Мне вспомнилось, как мы сидели с отцом Теренсом на пустом пляже и как он сказал: «Надеюсь, у нее мягкий характер».
Флинн, пояснил он, – человек, подверженный буйным страстям. «Если у нее мягкий нрав, с ним все будет хорошо. Суровая женщина способна втянуть его в беду».
«В какую еще беду?» – спросил я.
«В революцию или еще во что-нибудь. Флинну довелось испытать на себе самое нехристианское обращение, одно это могло бы его настропалить. Но если у его подруги окажется мягкий характер…»
Свою Фиваиду[17] отец Теренс обрел на берегах Тиморского моря.
Он жил в отшельнической лачуге, грубо сработанной из побеленного волнистого листа, среди зарослей пандана на мучнисто-белой дюне. Стены он обмотал кабелем, чтобы циклон не разметал хлипкую хижину. Над крышей был водружен крест: перекладинами служили два обломка весла, крепко связанные между собой. Здесь он прожил семь лет – с тех пор как закрыли Бунгари.
Я подходил со стороны суши. Его лачугу, белевшую на дюне между деревьями, прямо под солнцем, я заметил издалека. Ниже, в загоне, пасся брахман[18]. Я прошел мимо алтаря из коралловых пластинок и распятия, подвешенного к ветке.
Дюна взметнулась выше верхушек деревьев. Взбираясь по откосу, я оглянулся назад, в сторону суши, и увидел ровную лесистую равнину. Со стороны моря дюны были кочковатые, в крапинках водорослей, а вдоль северной линии бухты тонкой лентой тянулись мангровые заросли.
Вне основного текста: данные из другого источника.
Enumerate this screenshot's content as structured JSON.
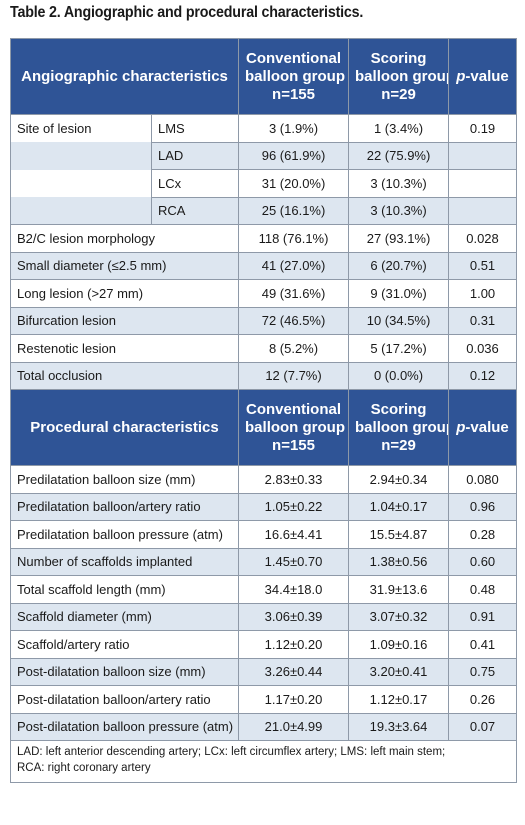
{
  "title": "Table 2. Angiographic and procedural characteristics.",
  "angio_header": {
    "label": "Angiographic characteristics",
    "col1_line1": "Conventional",
    "col1_line2": "balloon group",
    "col1_line3": "n=155",
    "col2_line1": "Scoring",
    "col2_line2": "balloon group",
    "col2_line3": "n=29",
    "pvalue_p": "p",
    "pvalue_rest": "-value"
  },
  "site": {
    "label": "Site of lesion",
    "rows": [
      {
        "sub": "LMS",
        "conv": "3 (1.9%)",
        "scoring": "1 (3.4%)",
        "p": "0.19"
      },
      {
        "sub": "LAD",
        "conv": "96 (61.9%)",
        "scoring": "22 (75.9%)",
        "p": ""
      },
      {
        "sub": "LCx",
        "conv": "31 (20.0%)",
        "scoring": "3 (10.3%)",
        "p": ""
      },
      {
        "sub": "RCA",
        "conv": "25 (16.1%)",
        "scoring": "3 (10.3%)",
        "p": ""
      }
    ]
  },
  "angio_rows": [
    {
      "label": "B2/C lesion morphology",
      "conv": "118 (76.1%)",
      "scoring": "27 (93.1%)",
      "p": "0.028"
    },
    {
      "label": "Small diameter (≤2.5 mm)",
      "conv": "41 (27.0%)",
      "scoring": "6 (20.7%)",
      "p": "0.51"
    },
    {
      "label": "Long lesion (>27 mm)",
      "conv": "49 (31.6%)",
      "scoring": "9 (31.0%)",
      "p": "1.00"
    },
    {
      "label": "Bifurcation lesion",
      "conv": "72 (46.5%)",
      "scoring": "10 (34.5%)",
      "p": "0.31"
    },
    {
      "label": "Restenotic lesion",
      "conv": "8 (5.2%)",
      "scoring": "5 (17.2%)",
      "p": "0.036"
    },
    {
      "label": "Total occlusion",
      "conv": "12 (7.7%)",
      "scoring": "0 (0.0%)",
      "p": "0.12"
    }
  ],
  "proc_header": {
    "label": "Procedural characteristics",
    "col1_line1": "Conventional",
    "col1_line2": "balloon group",
    "col1_line3": "n=155",
    "col2_line1": "Scoring",
    "col2_line2": "balloon group",
    "col2_line3": "n=29",
    "pvalue_p": "p",
    "pvalue_rest": "-value"
  },
  "proc_rows": [
    {
      "label": "Predilatation balloon size (mm)",
      "conv": "2.83±0.33",
      "scoring": "2.94±0.34",
      "p": "0.080"
    },
    {
      "label": "Predilatation balloon/artery ratio",
      "conv": "1.05±0.22",
      "scoring": "1.04±0.17",
      "p": "0.96"
    },
    {
      "label": "Predilatation balloon pressure (atm)",
      "conv": "16.6±4.41",
      "scoring": "15.5±4.87",
      "p": "0.28"
    },
    {
      "label": "Number of scaffolds implanted",
      "conv": "1.45±0.70",
      "scoring": "1.38±0.56",
      "p": "0.60"
    },
    {
      "label": "Total scaffold length (mm)",
      "conv": "34.4±18.0",
      "scoring": "31.9±13.6",
      "p": "0.48"
    },
    {
      "label": "Scaffold diameter (mm)",
      "conv": "3.06±0.39",
      "scoring": "3.07±0.32",
      "p": "0.91"
    },
    {
      "label": "Scaffold/artery ratio",
      "conv": "1.12±0.20",
      "scoring": "1.09±0.16",
      "p": "0.41"
    },
    {
      "label": "Post-dilatation balloon size (mm)",
      "conv": "3.26±0.44",
      "scoring": "3.20±0.41",
      "p": "0.75"
    },
    {
      "label": "Post-dilatation balloon/artery ratio",
      "conv": "1.17±0.20",
      "scoring": "1.12±0.17",
      "p": "0.26"
    },
    {
      "label": "Post-dilatation balloon pressure (atm)",
      "conv": "21.0±4.99",
      "scoring": "19.3±3.64",
      "p": "0.07"
    }
  ],
  "footnote_line1": "LAD: left anterior descending artery; LCx: left circumflex artery; LMS: left main stem;",
  "footnote_line2": "RCA: right coronary artery"
}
Отец Теренс печатал на машинке. Я позвал его по имени. Он вышел в шортах, потом снова исчез в хижине, снова показался – уже в грязной белой сутане. Он удивился тому упорству, что заставило меня проделать такой долгий путь по жаре.
– Что ж! – сказал он. – Идите-ка сядьте в тень, а я сейчас вскипячу котелок воды для чая.
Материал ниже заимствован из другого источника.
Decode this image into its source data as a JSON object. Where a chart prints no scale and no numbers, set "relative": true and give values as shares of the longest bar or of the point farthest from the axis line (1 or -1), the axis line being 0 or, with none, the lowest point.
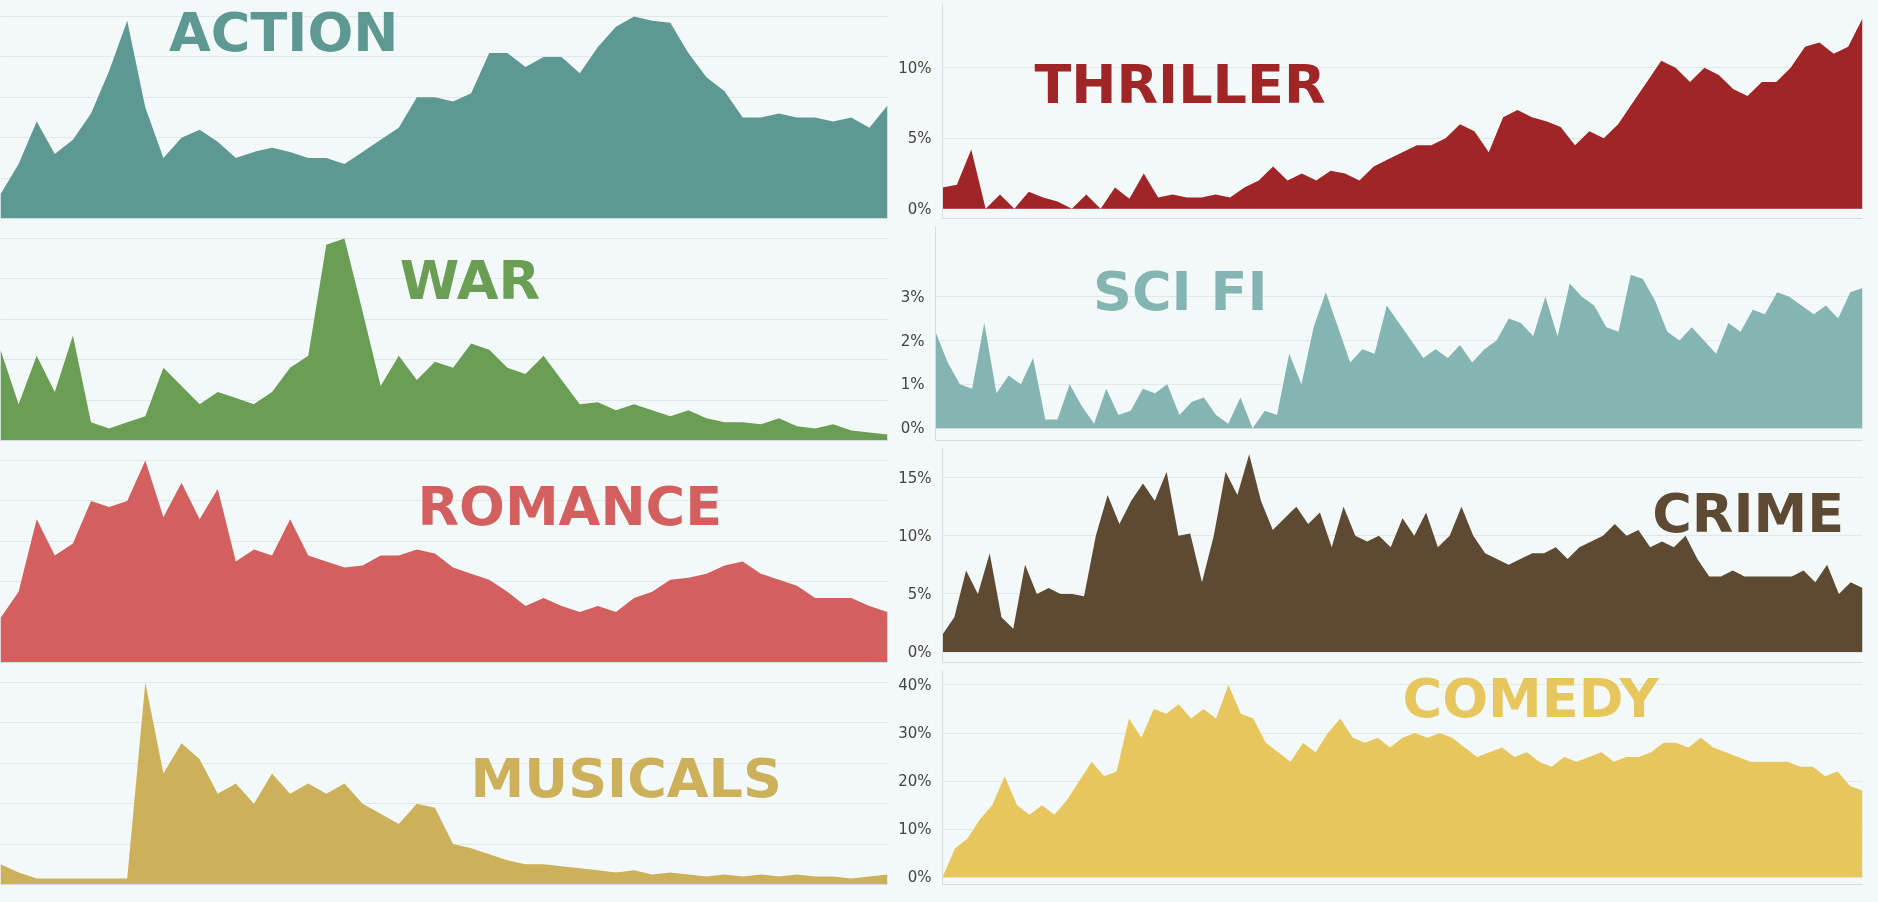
{
  "chart_data": [
    {
      "type": "area",
      "title": "ACTION",
      "relative": true,
      "grid": "y",
      "tick_labels": false,
      "categories": [
        null,
        null,
        null,
        null,
        null,
        null,
        null,
        null,
        null,
        null,
        null,
        null,
        null,
        null,
        null,
        null,
        null,
        null,
        null,
        null,
        null,
        null,
        null,
        null,
        null,
        null,
        null,
        null,
        null,
        null,
        null,
        null,
        null,
        null,
        null,
        null,
        null,
        null,
        null,
        null,
        null,
        null,
        null,
        null,
        null,
        null,
        null,
        null,
        null,
        null
      ],
      "series": [
        {
          "color": "#5e9893",
          "values": [
            0.12,
            0.27,
            0.48,
            0.32,
            0.39,
            0.52,
            0.73,
            0.98,
            0.55,
            0.3,
            0.4,
            0.44,
            0.38,
            0.3,
            0.33,
            0.35,
            0.33,
            0.3,
            0.3,
            0.27,
            0.33,
            0.39,
            0.45,
            0.6,
            0.6,
            0.58,
            0.62,
            0.82,
            0.82,
            0.75,
            0.8,
            0.8,
            0.72,
            0.85,
            0.95,
            1.0,
            0.98,
            0.97,
            0.82,
            0.7,
            0.63,
            0.5,
            0.5,
            0.52,
            0.5,
            0.5,
            0.48,
            0.5,
            0.45,
            0.56
          ]
        }
      ]
    },
    {
      "type": "area",
      "title": "THRILLER",
      "ylim": [
        -0.7,
        14.5
      ],
      "yticks": [
        {
          "value": 0,
          "label": "0%"
        },
        {
          "value": 5,
          "label": "5%"
        },
        {
          "value": 10,
          "label": "10%"
        }
      ],
      "grid": "y",
      "tick_labels": "y",
      "categories": [
        null,
        null,
        null,
        null,
        null,
        null,
        null,
        null,
        null,
        null,
        null,
        null,
        null,
        null,
        null,
        null,
        null,
        null,
        null,
        null,
        null,
        null,
        null,
        null,
        null,
        null,
        null,
        null,
        null,
        null,
        null,
        null,
        null,
        null,
        null,
        null,
        null,
        null,
        null,
        null,
        null,
        null,
        null,
        null,
        null,
        null,
        null,
        null,
        null,
        null,
        null,
        null,
        null,
        null,
        null,
        null,
        null,
        null,
        null,
        null,
        null,
        null,
        null,
        null,
        null
      ],
      "series": [
        {
          "color": "#a02526",
          "values": [
            1.5,
            1.7,
            4.2,
            0,
            1,
            0,
            1.2,
            0.8,
            0.5,
            0,
            1,
            0,
            1.5,
            0.7,
            2.5,
            0.8,
            1,
            0.8,
            0.8,
            1,
            0.8,
            1.5,
            2,
            3,
            2,
            2.5,
            2,
            2.7,
            2.5,
            2,
            3,
            3.5,
            4,
            4.5,
            4.5,
            5,
            6,
            5.5,
            4,
            6.5,
            7,
            6.5,
            6.2,
            5.8,
            4.5,
            5.5,
            5,
            6,
            7.5,
            9,
            10.5,
            10,
            9,
            10,
            9.5,
            8.5,
            8,
            9,
            9,
            10,
            11.5,
            11.8,
            11,
            11.5,
            13.5
          ]
        }
      ]
    },
    {
      "type": "area",
      "title": "WAR",
      "relative": true,
      "grid": "y",
      "tick_labels": false,
      "categories": [
        null,
        null,
        null,
        null,
        null,
        null,
        null,
        null,
        null,
        null,
        null,
        null,
        null,
        null,
        null,
        null,
        null,
        null,
        null,
        null,
        null,
        null,
        null,
        null,
        null,
        null,
        null,
        null,
        null,
        null,
        null,
        null,
        null,
        null,
        null,
        null,
        null,
        null,
        null,
        null,
        null,
        null,
        null,
        null,
        null,
        null,
        null,
        null,
        null,
        null
      ],
      "series": [
        {
          "color": "#6a9e55",
          "values": [
            0.45,
            0.18,
            0.42,
            0.24,
            0.52,
            0.09,
            0.06,
            0.09,
            0.12,
            0.36,
            0.27,
            0.18,
            0.24,
            0.21,
            0.18,
            0.24,
            0.36,
            0.42,
            0.97,
            1.0,
            0.64,
            0.27,
            0.42,
            0.3,
            0.39,
            0.36,
            0.48,
            0.45,
            0.36,
            0.33,
            0.42,
            0.3,
            0.18,
            0.19,
            0.15,
            0.18,
            0.15,
            0.12,
            0.15,
            0.11,
            0.09,
            0.09,
            0.08,
            0.11,
            0.07,
            0.06,
            0.08,
            0.05,
            0.04,
            0.03
          ]
        }
      ]
    },
    {
      "type": "area",
      "title": "SCI FI",
      "ylim": [
        -0.28,
        4.6
      ],
      "yticks": [
        {
          "value": 0,
          "label": "0%"
        },
        {
          "value": 1,
          "label": "1%"
        },
        {
          "value": 2,
          "label": "2%"
        },
        {
          "value": 3,
          "label": "3%"
        }
      ],
      "grid": "y",
      "tick_labels": "y",
      "categories": [
        null,
        null,
        null,
        null,
        null,
        null,
        null,
        null,
        null,
        null,
        null,
        null,
        null,
        null,
        null,
        null,
        null,
        null,
        null,
        null,
        null,
        null,
        null,
        null,
        null,
        null,
        null,
        null,
        null,
        null,
        null,
        null,
        null,
        null,
        null,
        null,
        null,
        null,
        null,
        null,
        null,
        null,
        null,
        null,
        null,
        null,
        null,
        null,
        null,
        null,
        null,
        null,
        null,
        null,
        null,
        null,
        null,
        null,
        null,
        null,
        null,
        null,
        null,
        null,
        null,
        null,
        null,
        null,
        null,
        null,
        null,
        null,
        null,
        null,
        null,
        null,
        null
      ],
      "series": [
        {
          "color": "#85b5b2",
          "values": [
            2.2,
            1.5,
            1.0,
            0.9,
            2.4,
            0.8,
            1.2,
            1.0,
            1.6,
            0.2,
            0.2,
            1.0,
            0.5,
            0.1,
            0.9,
            0.3,
            0.4,
            0.9,
            0.8,
            1.0,
            0.3,
            0.6,
            0.7,
            0.3,
            0.1,
            0.7,
            0.0,
            0.4,
            0.3,
            1.7,
            1.0,
            2.3,
            3.1,
            2.3,
            1.5,
            1.8,
            1.7,
            2.8,
            2.4,
            2.0,
            1.6,
            1.8,
            1.6,
            1.9,
            1.5,
            1.8,
            2.0,
            2.5,
            2.4,
            2.1,
            3.0,
            2.1,
            3.3,
            3.0,
            2.8,
            2.3,
            2.2,
            3.5,
            3.4,
            2.9,
            2.2,
            2.0,
            2.3,
            2.0,
            1.7,
            2.4,
            2.2,
            2.7,
            2.6,
            3.1,
            3.0,
            2.8,
            2.6,
            2.8,
            2.5,
            3.1,
            3.2
          ]
        }
      ]
    },
    {
      "type": "area",
      "title": "ROMANCE",
      "relative": true,
      "grid": "y",
      "tick_labels": false,
      "categories": [
        null,
        null,
        null,
        null,
        null,
        null,
        null,
        null,
        null,
        null,
        null,
        null,
        null,
        null,
        null,
        null,
        null,
        null,
        null,
        null,
        null,
        null,
        null,
        null,
        null,
        null,
        null,
        null,
        null,
        null,
        null,
        null,
        null,
        null,
        null,
        null,
        null,
        null,
        null,
        null,
        null,
        null,
        null,
        null,
        null,
        null,
        null,
        null,
        null,
        null
      ],
      "series": [
        {
          "color": "#d45f5f",
          "values": [
            0.22,
            0.35,
            0.71,
            0.53,
            0.59,
            0.8,
            0.77,
            0.8,
            1.0,
            0.72,
            0.89,
            0.71,
            0.86,
            0.5,
            0.56,
            0.53,
            0.71,
            0.53,
            0.5,
            0.47,
            0.48,
            0.53,
            0.53,
            0.56,
            0.54,
            0.47,
            0.44,
            0.41,
            0.35,
            0.28,
            0.32,
            0.28,
            0.25,
            0.28,
            0.25,
            0.32,
            0.35,
            0.41,
            0.42,
            0.44,
            0.48,
            0.5,
            0.44,
            0.41,
            0.38,
            0.32,
            0.32,
            0.32,
            0.28,
            0.25
          ]
        }
      ]
    },
    {
      "type": "area",
      "title": "CRIME",
      "ylim": [
        -0.9,
        17.5
      ],
      "yticks": [
        {
          "value": 0,
          "label": "0%"
        },
        {
          "value": 5,
          "label": "5%"
        },
        {
          "value": 10,
          "label": "10%"
        },
        {
          "value": 15,
          "label": "15%"
        }
      ],
      "grid": "y",
      "tick_labels": "y",
      "categories": [
        null,
        null,
        null,
        null,
        null,
        null,
        null,
        null,
        null,
        null,
        null,
        null,
        null,
        null,
        null,
        null,
        null,
        null,
        null,
        null,
        null,
        null,
        null,
        null,
        null,
        null,
        null,
        null,
        null,
        null,
        null,
        null,
        null,
        null,
        null,
        null,
        null,
        null,
        null,
        null,
        null,
        null,
        null,
        null,
        null,
        null,
        null,
        null,
        null,
        null,
        null,
        null,
        null,
        null,
        null,
        null,
        null,
        null,
        null,
        null,
        null,
        null,
        null,
        null,
        null,
        null,
        null,
        null,
        null,
        null,
        null,
        null,
        null,
        null,
        null,
        null,
        null,
        null,
        null
      ],
      "series": [
        {
          "color": "#5e4a33",
          "values": [
            1.5,
            3,
            7,
            5,
            8.5,
            3,
            2,
            7.5,
            5,
            5.5,
            5,
            5,
            4.8,
            10,
            13.5,
            11,
            13,
            14.5,
            13,
            15.5,
            10,
            10.2,
            6,
            10,
            15.5,
            13.5,
            17,
            13,
            10.5,
            11.5,
            12.5,
            11,
            12,
            9,
            12.5,
            10,
            9.5,
            10,
            9,
            11.5,
            10,
            12,
            9,
            10,
            12.5,
            10,
            8.5,
            8,
            7.5,
            8,
            8.5,
            8.5,
            9,
            8,
            9,
            9.5,
            10,
            11,
            10,
            10.5,
            9,
            9.5,
            9,
            10,
            8,
            6.5,
            6.5,
            7,
            6.5,
            6.5,
            6.5,
            6.5,
            6.5,
            7,
            6,
            7.5,
            5,
            6,
            5.5
          ]
        }
      ]
    },
    {
      "type": "area",
      "title": "MUSICALS",
      "relative": true,
      "grid": "y",
      "tick_labels": false,
      "categories": [
        null,
        null,
        null,
        null,
        null,
        null,
        null,
        null,
        null,
        null,
        null,
        null,
        null,
        null,
        null,
        null,
        null,
        null,
        null,
        null,
        null,
        null,
        null,
        null,
        null,
        null,
        null,
        null,
        null,
        null,
        null,
        null,
        null,
        null,
        null,
        null,
        null,
        null,
        null,
        null,
        null,
        null,
        null,
        null,
        null,
        null,
        null,
        null,
        null,
        null
      ],
      "series": [
        {
          "color": "#cdb05a",
          "values": [
            0.1,
            0.06,
            0.03,
            null,
            null,
            null,
            null,
            0.03,
            1.0,
            0.55,
            0.7,
            0.62,
            0.45,
            0.5,
            0.4,
            0.55,
            0.45,
            0.5,
            0.45,
            0.5,
            0.4,
            0.35,
            0.3,
            0.4,
            0.38,
            0.2,
            0.18,
            0.15,
            0.12,
            0.1,
            0.1,
            0.09,
            0.08,
            0.07,
            0.06,
            0.07,
            0.05,
            0.06,
            0.05,
            0.04,
            0.05,
            0.04,
            0.05,
            0.04,
            0.05,
            0.04,
            0.04,
            0.03,
            0.04,
            0.05
          ]
        }
      ]
    },
    {
      "type": "area",
      "title": "COMEDY",
      "ylim": [
        -1.5,
        43
      ],
      "yticks": [
        {
          "value": 0,
          "label": "0%"
        },
        {
          "value": 10,
          "label": "10%"
        },
        {
          "value": 20,
          "label": "20%"
        },
        {
          "value": 30,
          "label": "30%"
        },
        {
          "value": 40,
          "label": "40%"
        }
      ],
      "grid": "y",
      "tick_labels": "y",
      "categories": [
        null,
        null,
        null,
        null,
        null,
        null,
        null,
        null,
        null,
        null,
        null,
        null,
        null,
        null,
        null,
        null,
        null,
        null,
        null,
        null,
        null,
        null,
        null,
        null,
        null,
        null,
        null,
        null,
        null,
        null,
        null,
        null,
        null,
        null,
        null,
        null,
        null,
        null,
        null,
        null,
        null,
        null,
        null,
        null,
        null,
        null,
        null,
        null,
        null,
        null,
        null,
        null,
        null,
        null,
        null,
        null,
        null,
        null,
        null,
        null,
        null,
        null,
        null,
        null,
        null,
        null,
        null,
        null,
        null,
        null,
        null,
        null,
        null,
        null,
        null
      ],
      "series": [
        {
          "color": "#e8c65e",
          "values": [
            0,
            6,
            8,
            12,
            15,
            21,
            15,
            13,
            15,
            13,
            16,
            20,
            24,
            21,
            22,
            33,
            29,
            35,
            34,
            36,
            33,
            35,
            33,
            40,
            34,
            33,
            28,
            26,
            24,
            28,
            26,
            30,
            33,
            29,
            28,
            29,
            27,
            29,
            30,
            29,
            30,
            29,
            27,
            25,
            26,
            27,
            25,
            26,
            24,
            23,
            25,
            24,
            25,
            26,
            24,
            25,
            25,
            26,
            28,
            28,
            27,
            29,
            27,
            26,
            25,
            24,
            24,
            24,
            24,
            23,
            23,
            21,
            22,
            19,
            18
          ]
        }
      ]
    }
  ]
}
Мы сели на скамью, стоявшую позади хибары, в тени. На земле лежали черные резиновые ласты и маска с трубкой. Отец Теренс наломал сухих сучьев, развел костер, и под таганком заплясали языки пламени.
Он был коротышкой с рыжеватыми волосами (вернее, их остатками) и редкими потрескавшимися побурелыми зубами. Отец Теренс обнажил их в неуверенной улыбке и сообщил, что скоро ему предстоит ехать в Брум – проходить курс терапии от рака кожи.
Он рассказал мне, что в детстве жил при ирландском посольстве в Берлине, где его отец, патриот, вел тайную подрывную работу против Британской империи. Темперамент этого человека и подтолкнул его сына к молитвенной жизни. В Австралию он приехал в 1960-е годы, чтобы присоединиться к цистерцианцам, недавно водворившимся в Виктории.
В это время суток он каждый день печатал: в основном письма друзьям, разбросанным по всему миру. Он давно вел переписку с одним дзен-буддийским монахом из Японии. После этого читал, затем зажигал лампу и снова читал до глубокой ночи. В ту пору это были «Элементарные формы религиозной жизни» Дюркгейма – книгу прислал ему один друг из Англии.
– Чистое безумие, – посетовал он. – Это же надо – элементарные формы! Разве у религии могут быть элементарные формы? Этот парень марксистом был, что ли?
Он и сам писал книгу, которая должна была стать «учебником бедности». Название он еще не придумал.
Особенно сегодня, сказал он, людям необходимо учиться жить без вещей. Вещи вселяют в людей страх: чем больше у них вещей, тем больше им приходится бояться. Вещи имеют свойство присасываться к душе человека, а потом диктовать ей, как нужно поступать.